I have a genetic disease called Alport’s syndrome. It has caused me to become hard of hearing, and means my kidneys are likely to slowly deteriorate to the point where I will require a transplant.
That is why I, and other potential recipients of organs, are extremely supportive of the Private Member’s Bill just approved by MPs to fix organ donation in the UK. Under the new system, individuals will have to ‘opt out’ of donation of organs when they pass away, hopefully increasing the pool of potential donors. For the 6 500 people on the organ transplant waiting list, this change is welcome. Kidney patients on the list may have to spend hours a day on dialysis and the transformation in quality of life a new kidney can bring is astounding.
England currently suffers from a crisis of donation. NHS figures report that around 500 people die while waiting for an organ each year. The limiting factor for England’s mediocre transplant rate is, oddly, not infrastructure or funding: it is donors themselves. Roberto Cacciola, a kidney transplant specialist from NHS London said “we’ve been waiting a long time for this to happen. I have 400 patients on my waiting list for a kidney, of which I manage to transplant 120 a year. I would do more if more kidneys were available.”
This change will bring England into line with Spain, where an opt-out system, among other changes, has made it the world leader for organ transplants. There are concerns surrounding this new legislation that I want to address: the first being that opt-out systems don’t seem to have increased organ donor numbers in some countries that already use the system like Wales, or Sweden, where presumed consent has been in place since 1996. Wales saw no increase in the number of donors following the law, which is troubling, until you consider that for success stories like Spain, presumed consent was just one step towards a better system. Founder of the Organización Nacional de Trasplantes (ONT) Rafael Matesanz noted that “good organisation”, along with “continuous adaptations of the system” were the key to success. Presumed consent cannot and should not be the final solution to England’s problems.

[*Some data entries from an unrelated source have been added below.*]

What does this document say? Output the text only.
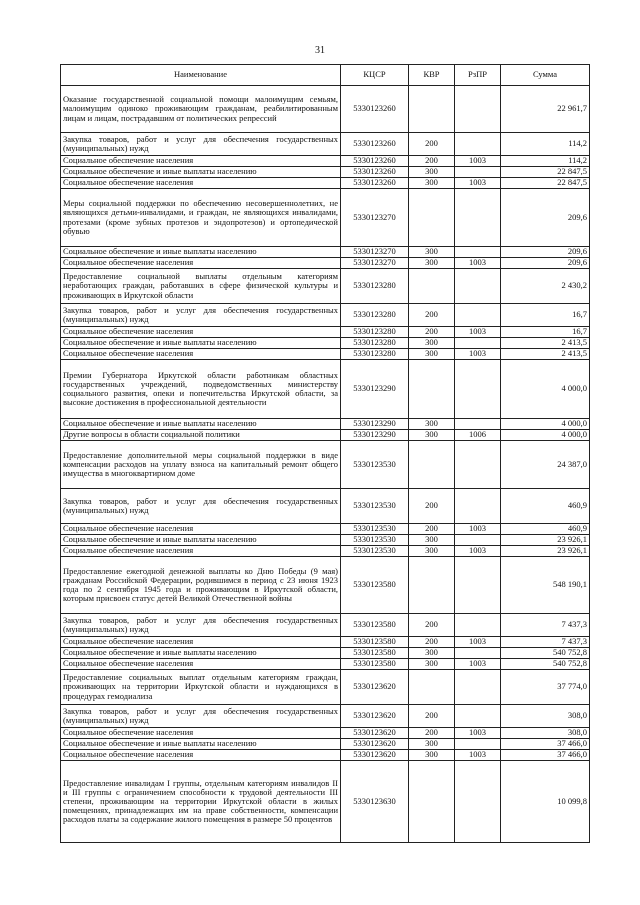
31
Наименование	КЦСР	КВР	РзПР	Сумма
Оказание государственной социальной помощи малоимущим семьям, малоимущим одиноко проживающим гражданам, реабилитированным лицам и лицам, пострадавшим от политических репрессий	5330123260			22 961,7
Закупка товаров, работ и услуг для обеспечения государственных (муниципальных) нужд	5330123260	200		114,2
Социальное обеспечение населения	5330123260	200	1003	114,2
Социальное обеспечение и иные выплаты населению	5330123260	300		22 847,5
Социальное обеспечение населения	5330123260	300	1003	22 847,5
Меры социальной поддержки по обеспечению несовершеннолетних, не являющихся детьми-инвалидами, и граждан, не являющихся инвалидами, протезами (кроме зубных протезов и эндопротезов) и ортопедической обувью	5330123270			209,6
Социальное обеспечение и иные выплаты населению	5330123270	300		209,6
Социальное обеспечение населения	5330123270	300	1003	209,6
Предоставление социальной выплаты отдельным категориям неработающих граждан, работавших в сфере физической культуры и проживающих в Иркутской области	5330123280			2 430,2
Закупка товаров, работ и услуг для обеспечения государственных (муниципальных) нужд	5330123280	200		16,7
Социальное обеспечение населения	5330123280	200	1003	16,7
Социальное обеспечение и иные выплаты населению	5330123280	300		2 413,5
Социальное обеспечение населения	5330123280	300	1003	2 413,5
Премии Губернатора Иркутской области работникам областных государственных учреждений, подведомственных министерству социального развития, опеки и попечительства Иркутской области, за высокие достижения в профессиональной деятельности	5330123290			4 000,0
Социальное обеспечение и иные выплаты населению	5330123290	300		4 000,0
Другие вопросы в области социальной политики	5330123290	300	1006	4 000,0
Предоставление дополнительной меры социальной поддержки в виде компенсации расходов на уплату взноса на капитальный ремонт общего имущества в многоквартирном доме	5330123530			24 387,0
Закупка товаров, работ и услуг для обеспечения государственных (муниципальных) нужд	5330123530	200		460,9
Социальное обеспечение населения	5330123530	200	1003	460,9
Социальное обеспечение и иные выплаты населению	5330123530	300		23 926,1
Социальное обеспечение населения	5330123530	300	1003	23 926,1
Предоставление ежегодной денежной выплаты ко Дню Победы (9 мая) гражданам Российской Федерации, родившимся в период с 23 июня 1923 года по 2 сентября 1945 года и проживающим в Иркутской области, которым присвоен статус детей Великой Отечественной войны	5330123580			548 190,1
Закупка товаров, работ и услуг для обеспечения государственных (муниципальных) нужд	5330123580	200		7 437,3
Социальное обеспечение населения	5330123580	200	1003	7 437,3
Социальное обеспечение и иные выплаты населению	5330123580	300		540 752,8
Социальное обеспечение населения	5330123580	300	1003	540 752,8
Предоставление социальных выплат отдельным категориям граждан, проживающих на территории Иркутской области и нуждающихся в процедурах гемодиализа	5330123620			37 774,0
Закупка товаров, работ и услуг для обеспечения государственных (муниципальных) нужд	5330123620	200		308,0
Социальное обеспечение населения	5330123620	200	1003	308,0
Социальное обеспечение и иные выплаты населению	5330123620	300		37 466,0
Социальное обеспечение населения	5330123620	300	1003	37 466,0
Предоставление инвалидам I группы, отдельным категориям инвалидов II и III группы с ограничением способности к трудовой деятельности III степени, проживающим на территории Иркутской области в жилых помещениях, принадлежащих им на праве собственности, компенсации расходов платы за содержание жилого помещения в размере 50 процентов	5330123630			10 099,8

There is another issue with presumed consent. Should the English public, by default, allow the NHS access to their organs after death? It might seem morally questionable to answer in the affirmative, except for the fact that surveys indicate that at least 80 per cent of people would consent to the process anyway. Daley Cross, a youth worker for Oxford Young Adult Clinic, also notes that families still play a role. Organs can only be harvested if the donor has “had the conversation with [their] loved ones” and their wishes are “known”. The state cannot just extract without the consent of a bereaved family: they must continue to respect the dead.
The presumed consent change is undoubtedly still a difficult conversation to have: both for recipients and for the English public. With luck, though, it’s not a conversation we will need to have for much longer. The Kidney Project hopes to reach clinical trials by 2020 to achieve the extraordinary feat of an artificial kidney. For now, sensible organ donation policy is an absolute necessity.
We must recognise the value of a programme that could save hundreds of lives a year.